The novel itself contains many features of the Gothic, and these features most definitely sway the balance of sympathy throughout the novel. The dark, poetic imagery, and the multiple narrative structure also are factors in this. As this essay progresses, it will point out these factors, and determine their effect. The Creature shows tremendous amounts of compassion, sensitivity, articulacy and kindness. The reader can see these traits in Chapter 11 when the Creature begins his narrative. “Soon a gentle light stole over the heavens, and gave me a sensation of pleasure. I stared up, and beheld a radiant form rise from among the trees.
I gazed with a kind of wonder. It moved slowly, but enlightened my path.. ” “.. innumerable sounds rung in my ears, and on all sides various scents saluted me: the only object I could distinguish was the bright moon, and I fixed my eyes on it with pleasure. ” From this extract the reader can see that the Creature has a sensitive, nai?? ve and childlike wonder at the world. The Creature creates beautiful visual imagery with descriptive language, as well as creating clear and romanticised images. At this point the reader feels sympathy, empathy and understanding towards the Creature.

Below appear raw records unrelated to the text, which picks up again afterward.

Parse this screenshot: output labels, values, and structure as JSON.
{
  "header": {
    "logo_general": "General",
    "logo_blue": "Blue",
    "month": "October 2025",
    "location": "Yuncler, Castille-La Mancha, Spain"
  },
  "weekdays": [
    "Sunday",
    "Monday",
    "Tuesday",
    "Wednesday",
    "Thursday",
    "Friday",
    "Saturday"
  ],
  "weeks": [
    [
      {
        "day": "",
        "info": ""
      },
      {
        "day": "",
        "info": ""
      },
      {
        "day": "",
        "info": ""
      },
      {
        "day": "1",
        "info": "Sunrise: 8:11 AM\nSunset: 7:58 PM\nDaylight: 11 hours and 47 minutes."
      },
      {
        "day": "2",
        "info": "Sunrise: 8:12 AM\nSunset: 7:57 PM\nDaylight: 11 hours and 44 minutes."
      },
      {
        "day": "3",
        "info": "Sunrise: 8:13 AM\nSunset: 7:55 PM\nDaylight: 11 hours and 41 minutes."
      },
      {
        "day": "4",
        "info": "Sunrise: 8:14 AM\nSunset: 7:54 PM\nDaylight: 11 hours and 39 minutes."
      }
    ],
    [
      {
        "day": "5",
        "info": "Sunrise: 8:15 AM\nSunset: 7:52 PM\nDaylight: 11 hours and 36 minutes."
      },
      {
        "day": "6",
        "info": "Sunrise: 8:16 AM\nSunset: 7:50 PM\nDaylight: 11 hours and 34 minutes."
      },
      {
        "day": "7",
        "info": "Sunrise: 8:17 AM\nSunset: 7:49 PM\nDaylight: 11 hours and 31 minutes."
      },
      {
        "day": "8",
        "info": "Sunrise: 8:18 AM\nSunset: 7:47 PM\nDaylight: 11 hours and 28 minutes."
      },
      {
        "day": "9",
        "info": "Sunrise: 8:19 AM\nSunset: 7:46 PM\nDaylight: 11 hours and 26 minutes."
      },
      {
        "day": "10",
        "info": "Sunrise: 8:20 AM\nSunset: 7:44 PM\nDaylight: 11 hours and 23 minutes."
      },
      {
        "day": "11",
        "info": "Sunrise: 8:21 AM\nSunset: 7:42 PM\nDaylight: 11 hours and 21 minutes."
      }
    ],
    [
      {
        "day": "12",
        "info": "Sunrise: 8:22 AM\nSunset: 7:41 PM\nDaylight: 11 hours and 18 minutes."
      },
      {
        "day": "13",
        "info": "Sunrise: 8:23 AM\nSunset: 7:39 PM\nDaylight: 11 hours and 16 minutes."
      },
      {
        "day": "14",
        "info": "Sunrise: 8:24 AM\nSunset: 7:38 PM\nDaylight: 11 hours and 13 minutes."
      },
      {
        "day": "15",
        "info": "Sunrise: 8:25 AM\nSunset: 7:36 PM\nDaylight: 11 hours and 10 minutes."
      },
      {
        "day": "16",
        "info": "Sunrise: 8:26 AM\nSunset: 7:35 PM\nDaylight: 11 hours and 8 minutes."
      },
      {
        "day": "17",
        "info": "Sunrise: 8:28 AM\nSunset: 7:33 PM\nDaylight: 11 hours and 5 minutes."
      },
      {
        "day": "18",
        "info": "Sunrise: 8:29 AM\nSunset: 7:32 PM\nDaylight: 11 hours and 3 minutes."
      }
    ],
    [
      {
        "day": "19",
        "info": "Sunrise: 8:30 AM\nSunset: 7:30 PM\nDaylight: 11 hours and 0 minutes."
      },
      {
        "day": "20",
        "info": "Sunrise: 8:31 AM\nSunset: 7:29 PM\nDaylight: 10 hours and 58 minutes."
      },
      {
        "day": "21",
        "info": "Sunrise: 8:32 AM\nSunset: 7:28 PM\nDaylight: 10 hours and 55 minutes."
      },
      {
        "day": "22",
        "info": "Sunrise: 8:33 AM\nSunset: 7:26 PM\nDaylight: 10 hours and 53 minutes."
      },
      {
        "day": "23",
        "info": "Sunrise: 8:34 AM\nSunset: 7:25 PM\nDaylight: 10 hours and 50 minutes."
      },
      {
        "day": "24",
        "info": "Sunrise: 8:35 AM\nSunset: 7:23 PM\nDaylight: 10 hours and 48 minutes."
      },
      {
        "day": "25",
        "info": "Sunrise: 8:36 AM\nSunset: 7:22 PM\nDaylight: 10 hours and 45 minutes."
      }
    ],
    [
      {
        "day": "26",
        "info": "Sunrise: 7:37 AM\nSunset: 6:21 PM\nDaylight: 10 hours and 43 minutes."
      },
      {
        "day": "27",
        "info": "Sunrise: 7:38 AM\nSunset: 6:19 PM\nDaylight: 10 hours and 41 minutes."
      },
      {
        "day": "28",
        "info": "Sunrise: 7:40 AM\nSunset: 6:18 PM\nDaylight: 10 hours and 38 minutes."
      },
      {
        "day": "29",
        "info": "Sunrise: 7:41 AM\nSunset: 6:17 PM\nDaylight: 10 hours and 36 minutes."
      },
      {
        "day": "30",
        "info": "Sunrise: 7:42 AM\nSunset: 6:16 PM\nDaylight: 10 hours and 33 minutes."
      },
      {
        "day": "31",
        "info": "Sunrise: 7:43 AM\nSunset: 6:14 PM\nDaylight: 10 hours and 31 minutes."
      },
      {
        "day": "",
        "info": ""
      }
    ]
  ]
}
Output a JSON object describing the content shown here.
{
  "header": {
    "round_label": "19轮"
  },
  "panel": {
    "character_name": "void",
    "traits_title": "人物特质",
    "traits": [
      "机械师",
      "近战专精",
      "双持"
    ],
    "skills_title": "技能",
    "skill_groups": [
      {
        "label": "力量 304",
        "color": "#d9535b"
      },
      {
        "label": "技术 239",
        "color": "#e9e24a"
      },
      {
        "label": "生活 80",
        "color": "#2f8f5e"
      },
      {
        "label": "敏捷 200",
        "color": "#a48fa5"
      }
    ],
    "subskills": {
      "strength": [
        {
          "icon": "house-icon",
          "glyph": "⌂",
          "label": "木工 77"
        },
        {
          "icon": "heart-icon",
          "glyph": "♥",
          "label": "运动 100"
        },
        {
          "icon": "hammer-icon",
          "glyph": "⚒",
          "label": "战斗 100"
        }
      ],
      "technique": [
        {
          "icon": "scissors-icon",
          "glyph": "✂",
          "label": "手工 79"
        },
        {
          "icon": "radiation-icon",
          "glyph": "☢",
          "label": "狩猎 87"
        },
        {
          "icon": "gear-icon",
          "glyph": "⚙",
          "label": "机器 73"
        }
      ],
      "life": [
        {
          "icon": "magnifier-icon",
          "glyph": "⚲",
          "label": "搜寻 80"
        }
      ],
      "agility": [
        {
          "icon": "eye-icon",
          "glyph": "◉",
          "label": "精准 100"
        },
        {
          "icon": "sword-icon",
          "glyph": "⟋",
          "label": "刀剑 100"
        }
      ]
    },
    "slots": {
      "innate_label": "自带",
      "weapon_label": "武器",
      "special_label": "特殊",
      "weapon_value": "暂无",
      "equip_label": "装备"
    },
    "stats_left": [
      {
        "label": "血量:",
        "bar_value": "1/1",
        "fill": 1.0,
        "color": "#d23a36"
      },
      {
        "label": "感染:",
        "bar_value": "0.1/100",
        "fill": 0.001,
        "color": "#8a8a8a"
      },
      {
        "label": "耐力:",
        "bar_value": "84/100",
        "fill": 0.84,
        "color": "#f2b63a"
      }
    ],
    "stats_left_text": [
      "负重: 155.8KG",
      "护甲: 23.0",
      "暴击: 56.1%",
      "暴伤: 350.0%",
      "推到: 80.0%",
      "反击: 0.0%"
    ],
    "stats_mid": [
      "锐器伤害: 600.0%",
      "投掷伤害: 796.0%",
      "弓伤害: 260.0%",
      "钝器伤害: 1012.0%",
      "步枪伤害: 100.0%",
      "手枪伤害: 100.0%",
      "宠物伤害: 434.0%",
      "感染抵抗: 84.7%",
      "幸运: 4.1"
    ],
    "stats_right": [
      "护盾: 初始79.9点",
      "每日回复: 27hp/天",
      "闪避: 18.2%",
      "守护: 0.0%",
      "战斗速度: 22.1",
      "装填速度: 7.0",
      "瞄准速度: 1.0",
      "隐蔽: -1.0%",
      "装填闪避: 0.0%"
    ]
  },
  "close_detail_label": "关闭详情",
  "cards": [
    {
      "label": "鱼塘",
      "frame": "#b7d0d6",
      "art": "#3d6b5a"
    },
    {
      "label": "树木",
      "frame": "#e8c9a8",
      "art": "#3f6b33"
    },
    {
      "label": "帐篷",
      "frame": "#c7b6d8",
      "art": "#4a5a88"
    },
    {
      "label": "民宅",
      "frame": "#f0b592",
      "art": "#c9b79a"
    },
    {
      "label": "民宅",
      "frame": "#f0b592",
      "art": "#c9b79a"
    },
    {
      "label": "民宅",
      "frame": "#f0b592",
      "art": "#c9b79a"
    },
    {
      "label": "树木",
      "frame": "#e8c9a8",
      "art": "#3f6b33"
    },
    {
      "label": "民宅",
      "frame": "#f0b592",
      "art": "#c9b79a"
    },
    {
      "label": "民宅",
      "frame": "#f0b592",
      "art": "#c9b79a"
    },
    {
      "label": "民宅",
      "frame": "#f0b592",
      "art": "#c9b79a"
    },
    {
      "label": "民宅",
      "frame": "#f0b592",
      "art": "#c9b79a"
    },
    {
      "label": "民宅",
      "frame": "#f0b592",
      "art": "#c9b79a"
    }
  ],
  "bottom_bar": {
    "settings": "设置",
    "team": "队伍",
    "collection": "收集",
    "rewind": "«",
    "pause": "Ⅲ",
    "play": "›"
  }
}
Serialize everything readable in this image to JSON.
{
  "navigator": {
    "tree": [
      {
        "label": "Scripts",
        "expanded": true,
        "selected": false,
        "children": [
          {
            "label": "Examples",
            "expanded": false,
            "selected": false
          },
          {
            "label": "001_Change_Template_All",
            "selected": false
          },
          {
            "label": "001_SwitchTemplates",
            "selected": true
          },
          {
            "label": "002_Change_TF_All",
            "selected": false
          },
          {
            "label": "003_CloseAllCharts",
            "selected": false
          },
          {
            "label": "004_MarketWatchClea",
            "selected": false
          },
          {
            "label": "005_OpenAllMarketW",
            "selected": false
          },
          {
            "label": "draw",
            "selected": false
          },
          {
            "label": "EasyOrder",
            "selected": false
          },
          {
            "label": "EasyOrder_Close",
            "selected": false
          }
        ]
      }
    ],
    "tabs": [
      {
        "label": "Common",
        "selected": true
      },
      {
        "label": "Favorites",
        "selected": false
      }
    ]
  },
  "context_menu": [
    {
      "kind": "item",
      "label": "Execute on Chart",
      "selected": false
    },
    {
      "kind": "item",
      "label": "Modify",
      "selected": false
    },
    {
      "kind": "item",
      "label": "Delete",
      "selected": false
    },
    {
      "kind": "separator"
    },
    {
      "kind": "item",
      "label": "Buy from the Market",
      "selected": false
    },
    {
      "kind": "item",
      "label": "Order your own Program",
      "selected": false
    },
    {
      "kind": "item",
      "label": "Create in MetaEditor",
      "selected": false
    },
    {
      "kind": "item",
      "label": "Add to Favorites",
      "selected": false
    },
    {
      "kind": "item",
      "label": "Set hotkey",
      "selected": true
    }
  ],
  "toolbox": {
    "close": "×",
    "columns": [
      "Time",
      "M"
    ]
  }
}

It is easier to form a bond with an articulate narrator than an inarticulate, or ignorant one. The Creature is obviously not as similar to a “daemon”, “wretch”, or “monster” as Victor Frankenstein makes him out to be. Although, as the multiple narrative structure demonstrates, the reader’s view changes as we get different perspectives from different narrators. This is an unusual way of getting across the different characters’ views, but it is used to great effect, as the reader empathises with whoever is the narrator at the particular moment in time.
The Creature is created due to Frankenstein’s morbid thirst for knowledge. Physically, the Creature consists of dead body parts stitched together to become a man-made human, not the work of nature, hence the use of the word “monster”, in this case meaning “unnatural”. The making of his Creature breaks down the normally uncontrollable boundary between the living and the dead. Victor Frankenstein oversteps this boundary; the Creature is the consequence of Victor’s own twisted ambitions and unnerving arrogance.
The whole topic of life and death is a great feature of the Gothic. Towards the end of the novel, we see Frankenstein does not change his ways. “I have been occupied in examining my past conduct; nor do I find it blameable. ” He puts the last nail in his metaphorical coffin, so to speak, by saying “I have myself been blasted in my hopes, yet another may succeed. ” By saying this, he is not repenting for his past actions. He is also saying he would wish luck for another to succeed. I think this is evidence of the novel being more in favour of the Creature.